Massive scale cyber traffic analysis: a driver for graph database research

  • Authors:
  • Cliff Joslyn;Sutanay Choudhury;David Haglin;Bill Howe;Bill Nickless;Bryan Olsen

  • Affiliations:
  • Pacific Northwest National Laboratory (PNNL);PNNL;PNNL;University of Washington;PNNL;PNNL

  • Venue:
  • First International Workshop on Graph Data Management Experiences and Systems
  • Year:
  • 2013

Quantified Score

Hi-index 0.00

Visualization

Abstract

We consider cyber traffic analysis (TA) as a challenge problem for research in graph database systems. TA involves observing and analyzing connections between clients, servers, hosts, and actors within IP networks, over time, to detect suspicious patterns. Towards that end, NetFlow (or more generically, IPFLOW) data are available from routers and servers which summarize coherent groups of IP packets flowing through the network. The ability to cast IPFLOW data as a massive graph and query it interactively is potentially transformative for cybersecurity, but issues of scale and data complexity pose challenges for current technology.
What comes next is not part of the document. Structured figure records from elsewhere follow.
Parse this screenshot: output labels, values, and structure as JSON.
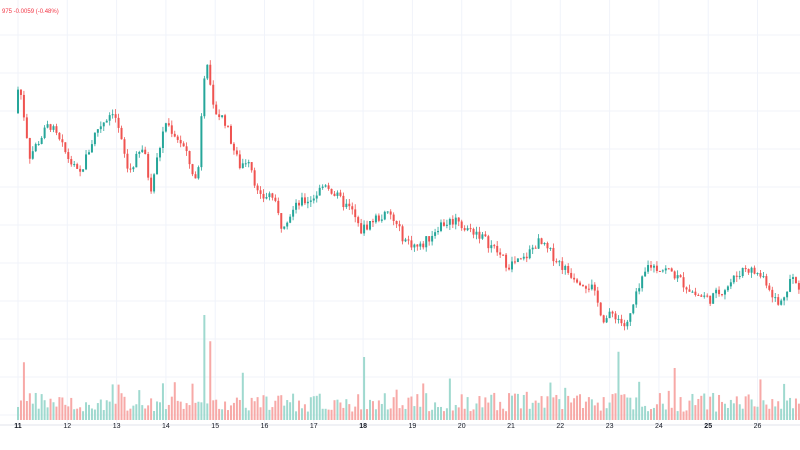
{
  "header": {
    "change_text": "975 -0.0059 (-0.48%)"
  },
  "colors": {
    "up": "#26a69a",
    "down": "#ef5350",
    "volume_up": "#9fd9cf",
    "volume_down": "#f7a9a7",
    "grid": "#f0f3fa",
    "text": "#131722",
    "change": "#f23645"
  },
  "chart_data": {
    "type": "candlestick",
    "title": "",
    "xlabel": "",
    "ylabel": "",
    "x_ticks": [
      "11",
      "12",
      "13",
      "14",
      "15",
      "16",
      "17",
      "18",
      "19",
      "20",
      "21",
      "22",
      "23",
      "24",
      "25",
      "26"
    ],
    "bold_ticks": [
      "11",
      "18",
      "25"
    ],
    "grid": true,
    "price_path_keypoints": [
      [
        0,
        0.7
      ],
      [
        0.08,
        0.85
      ],
      [
        0.3,
        0.5
      ],
      [
        0.7,
        0.65
      ],
      [
        1.05,
        0.5
      ],
      [
        1.3,
        0.4
      ],
      [
        1.65,
        0.62
      ],
      [
        2.0,
        0.72
      ],
      [
        2.3,
        0.42
      ],
      [
        2.6,
        0.54
      ],
      [
        2.75,
        0.34
      ],
      [
        3.05,
        0.66
      ],
      [
        3.4,
        0.55
      ],
      [
        3.7,
        0.36
      ],
      [
        3.82,
        0.87
      ],
      [
        3.9,
        0.95
      ],
      [
        4.0,
        0.72
      ],
      [
        4.25,
        0.67
      ],
      [
        4.45,
        0.52
      ],
      [
        4.55,
        0.45
      ],
      [
        4.75,
        0.49
      ],
      [
        4.95,
        0.29
      ],
      [
        5.2,
        0.32
      ],
      [
        5.4,
        0.17
      ],
      [
        5.75,
        0.27
      ],
      [
        6.05,
        0.3
      ],
      [
        6.3,
        0.37
      ],
      [
        6.5,
        0.31
      ],
      [
        6.85,
        0.23
      ],
      [
        7.0,
        0.14
      ],
      [
        7.3,
        0.2
      ],
      [
        7.6,
        0.22
      ],
      [
        7.9,
        0.1
      ],
      [
        8.2,
        0.06
      ],
      [
        8.4,
        0.11
      ],
      [
        8.6,
        0.17
      ],
      [
        9.0,
        0.2
      ],
      [
        9.1,
        0.15
      ],
      [
        9.35,
        0.14
      ],
      [
        9.75,
        0.05
      ],
      [
        10.0,
        -0.02
      ],
      [
        10.3,
        0.0
      ],
      [
        10.6,
        0.09
      ],
      [
        10.85,
        0.04
      ],
      [
        11.2,
        -0.05
      ],
      [
        11.7,
        -0.13
      ],
      [
        11.95,
        -0.28
      ],
      [
        12.15,
        -0.25
      ],
      [
        12.4,
        -0.32
      ],
      [
        12.6,
        -0.17
      ],
      [
        12.85,
        -0.02
      ],
      [
        13.3,
        -0.05
      ],
      [
        13.8,
        -0.16
      ],
      [
        14.1,
        -0.18
      ],
      [
        14.45,
        -0.12
      ],
      [
        14.8,
        -0.03
      ],
      [
        15.2,
        -0.08
      ],
      [
        15.5,
        -0.22
      ],
      [
        15.75,
        -0.07
      ],
      [
        16.0,
        -0.19
      ]
    ],
    "volume_spikes": [
      {
        "day": 3.8,
        "value": 1.0
      },
      {
        "day": 3.9,
        "value": 0.75
      },
      {
        "day": 7.0,
        "value": 0.6
      },
      {
        "day": 12.2,
        "value": 0.65
      },
      {
        "day": 0.1,
        "value": 0.55
      },
      {
        "day": 4.55,
        "value": 0.45
      }
    ]
  }
}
In this paper, we outline requirements and opportunities for graph-structured IPFLOW analytics based on our experience with real IPFLOW databases. We describe real use cases from the security domain, cast them as graph patterns, show how to express them in two graph-oriented query languages (SPARQL and Datalog), and use these examples to motivate a new class of "hybrid" graph-relational systems.